Au seuil de mes quarante années de vie sacerdotale  et au moment où je repars au Congo, je vous propose ce petit texte :

  1. Une diversité de missions. Je fais remarquer dès l’abord que toute mission est terrifiante, désarmante et me met dans l’expectative, l’incertitude car il s’agit avant tout de la rencontre et de la gestion des personnes humaines. Celles-ci en sont les sujets c’est-à-dire des collaborateurs avec leurs qualités et potentialités et non des bras à se servir.  En effet, la mission me dépasse, est grande au regard de ma personne limitée. Dès mon premier poste d’affectation jusqu’à ce jour, j’apprends à me remettre toujours en question, à renoncer à mes certitudes, bref, à oublier ce que l’on peut appeler expérience acquise. Cela demande beaucoup d’humilité et un sens élevé d’écoute et d’observation. Vicaire de paroisse, chef d’établissement scolaire, curé parfois de deux paroisses rurales, responsable diocésain de la pastorale des jeunes, aumônier provincial des couples de la « Communauté Famille Chrétienne », aumônier aussi d’hôpital, membre du conseil presbytéral et du collège des consulteurs, responsable de la pastorale dans la ville de Kikwit et ses environs…

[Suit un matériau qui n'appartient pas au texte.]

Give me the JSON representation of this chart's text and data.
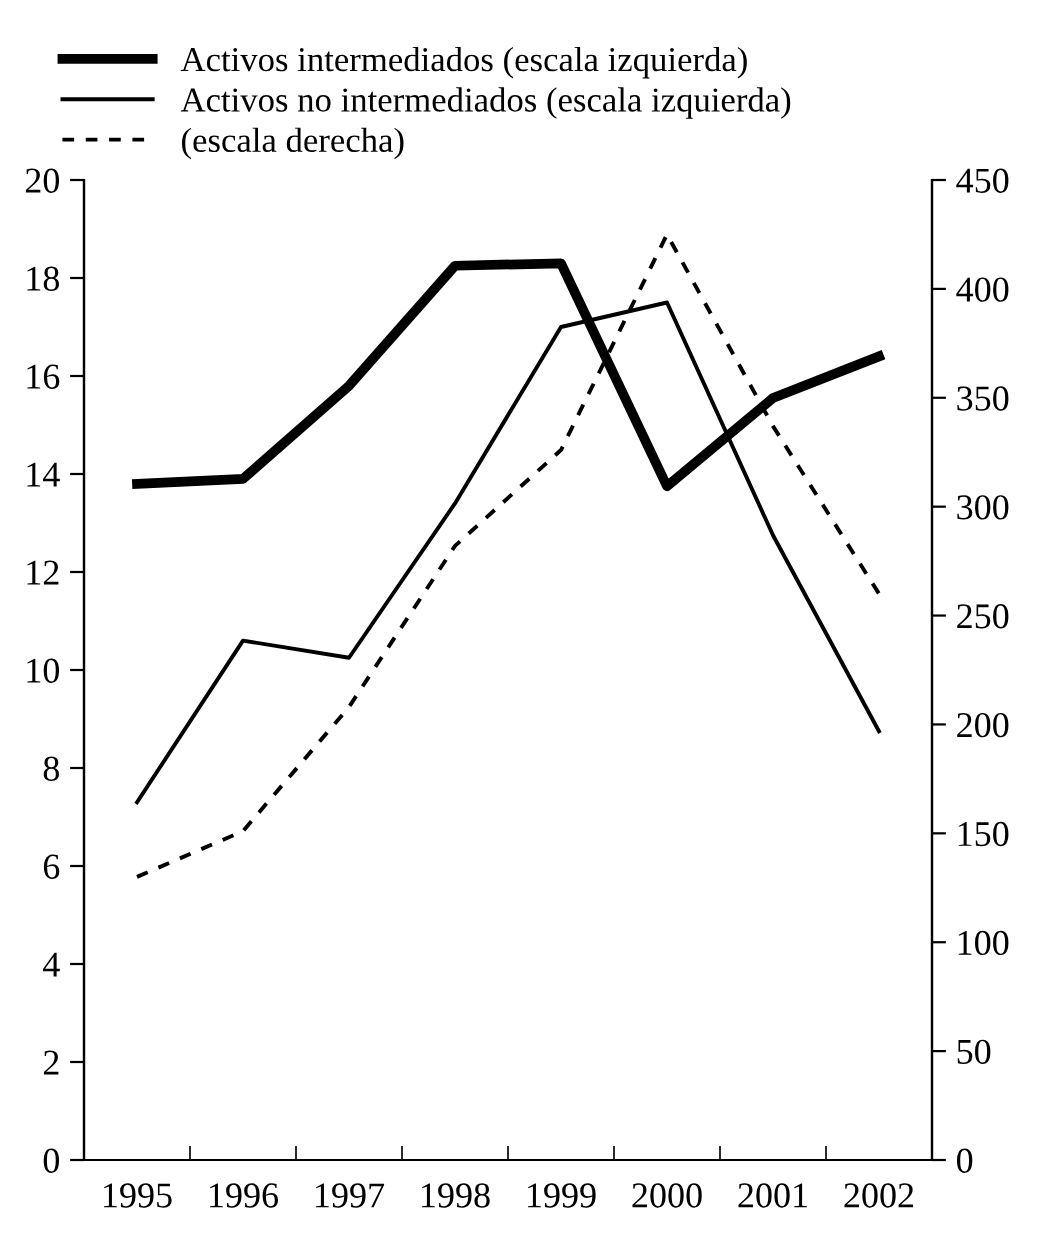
{
  "chart_data": {
    "type": "line",
    "categories": [
      "1995",
      "1996",
      "1997",
      "1998",
      "1999",
      "2000",
      "2001",
      "2002"
    ],
    "series": [
      {
        "name": "Activos intermediados (escala izquierda)",
        "color": "#000000",
        "line_style": "solid",
        "values": [
          13.8,
          13.9,
          15.8,
          18.25,
          18.3,
          13.75,
          15.55,
          16.4
        ]
      },
      {
        "name": "Activos no intermediados (escala izquierda)",
        "color": "#000000",
        "line_style": "solid",
        "values": [
          7.3,
          10.6,
          10.25,
          13.4,
          17.0,
          17.5,
          12.75,
          8.75
        ]
      },
      {
        "name": "(escala derecha)",
        "color": "#000000",
        "line_style": "dashed",
        "axis": "y2",
        "values": [
          130,
          151,
          208,
          282,
          326,
          425,
          337,
          260
        ]
      }
    ],
    "ylim": [
      0,
      20
    ],
    "yticks": [
      0,
      2,
      4,
      6,
      8,
      10,
      12,
      14,
      16,
      18,
      20
    ],
    "y2lim": [
      0,
      450
    ],
    "y2ticks": [
      0,
      50,
      100,
      150,
      200,
      250,
      300,
      350,
      400,
      450
    ],
    "grid": false,
    "legend": "top",
    "marker": "none"
  }
}
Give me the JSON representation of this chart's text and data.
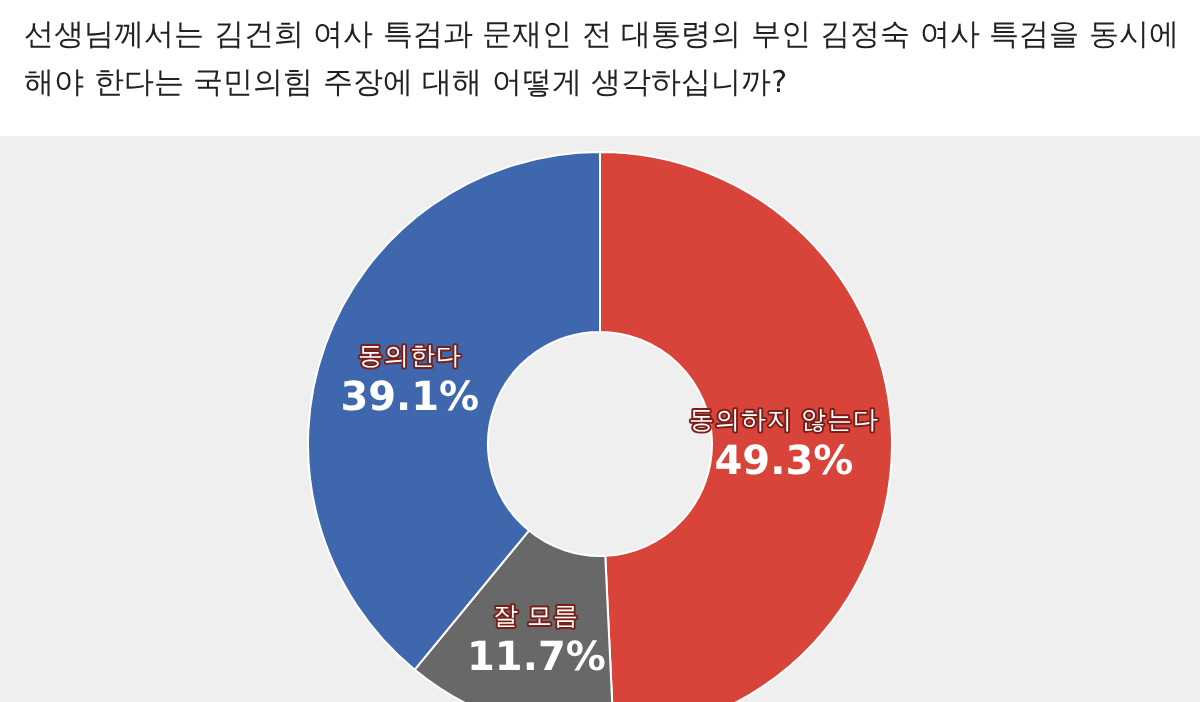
{
  "chart_data": {
    "type": "donut",
    "title": "선생님께서는 김건희 여사 특검과 문재인 전 대통령의 부인 김정숙 여사 특검을 동시에 해야 한다는 국민의힘 주장에 대해 어떻게 생각하십니까?",
    "categories": [
      "동의하지 않는다",
      "잘 모름",
      "동의한다"
    ],
    "values": [
      49.3,
      11.7,
      39.1
    ],
    "colors": [
      "#d8443a",
      "#686868",
      "#3f67ad"
    ],
    "value_labels": [
      "49.3%",
      "11.7%",
      "39.1%"
    ]
  }
}
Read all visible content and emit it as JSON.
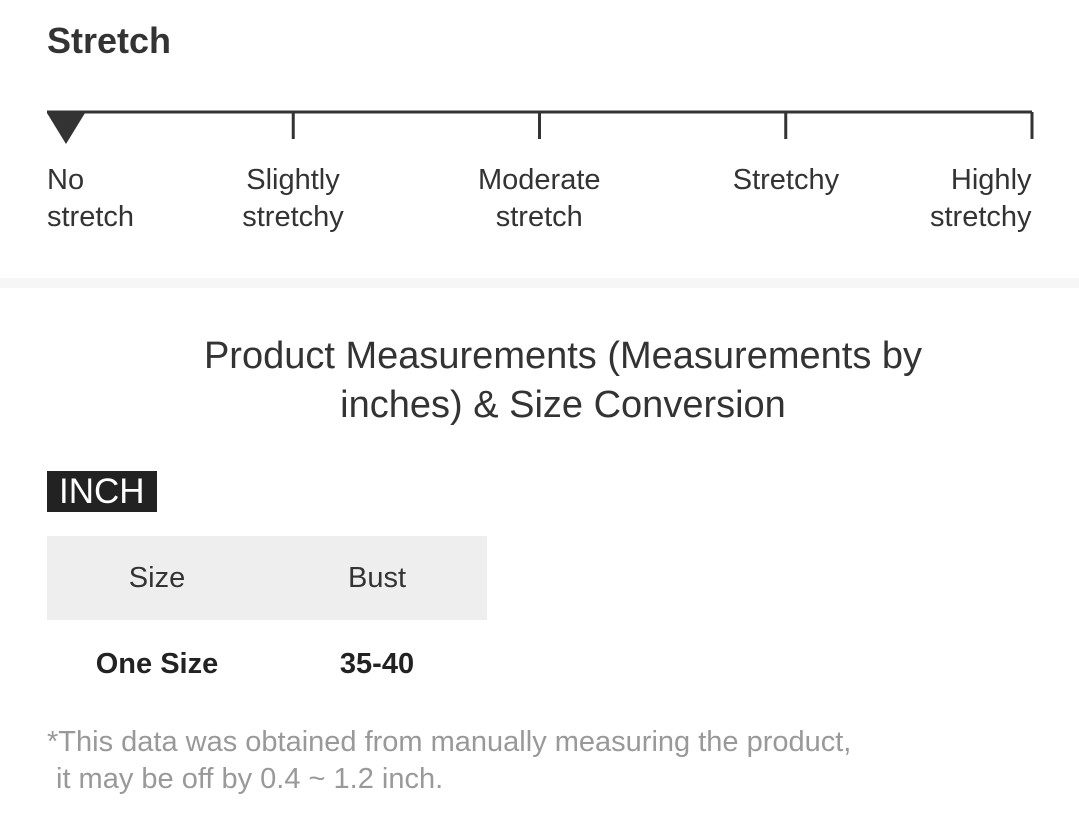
{
  "stretch": {
    "title": "Stretch",
    "levels": [
      "No stretch",
      "Slightly stretchy",
      "Moderate stretch",
      "Stretchy",
      "Highly stretchy"
    ],
    "selected": 0
  },
  "measurements": {
    "title": "Product Measurements (Measurements by inches) & Size Conversion",
    "unit_tab": "INCH",
    "table": {
      "header": [
        "Size",
        "Bust"
      ],
      "rows": [
        [
          "One Size",
          "35-40"
        ]
      ]
    },
    "note": [
      "*This data was obtained from manually measuring the product,",
      "it may be off by 0.4 ~ 1.2 inch."
    ]
  }
}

  2. Ces missions sont accomplies en divers lieux (urbain et rural) et pays (République Démocratique du Congo, France Belgique).

  3. Comment s’y prendre. Une conversion dans l’Esprit Saint est nécessaire. Cela implique une relation, à ma manière, au Christ dans la prière. Cette intimité à notre Seigneur Jésus Christ me décentre. Ce n’est pas moi le maître de la mission. Je ne suis que son instrument. C’est de lui que j’apprends. Il est très important de se défaire de ses expériences antérieures qui peuvent se constituer en frein pour un nouvel élan ou départ

  4. Car une nouvelle mission et un changement des lieux sont aussi des occasions de remises en question et de renouvellement. Je  désapprends pour apprendre afin de mieux servir le Maître parmi les hommes et les femmes hic et nunc dans la situation qui est la leur. La maîtrise dans le champ de la pastorale me semble être une illusion pour autant que chaque personne/milieu de la pastorale a ses particularités.

  5. Je saisi cette occasion pour vous dire enfin merci du séjour passé parmi vous avec ses joies, ses peines et même ses  incompréhensions. Mon dernier mot est de vous demander de m’accorder votre pardon pour toute offense que j’ai due commettre à l’égard de chacune et chacun particulièrement et  à l’égard de toute la communauté.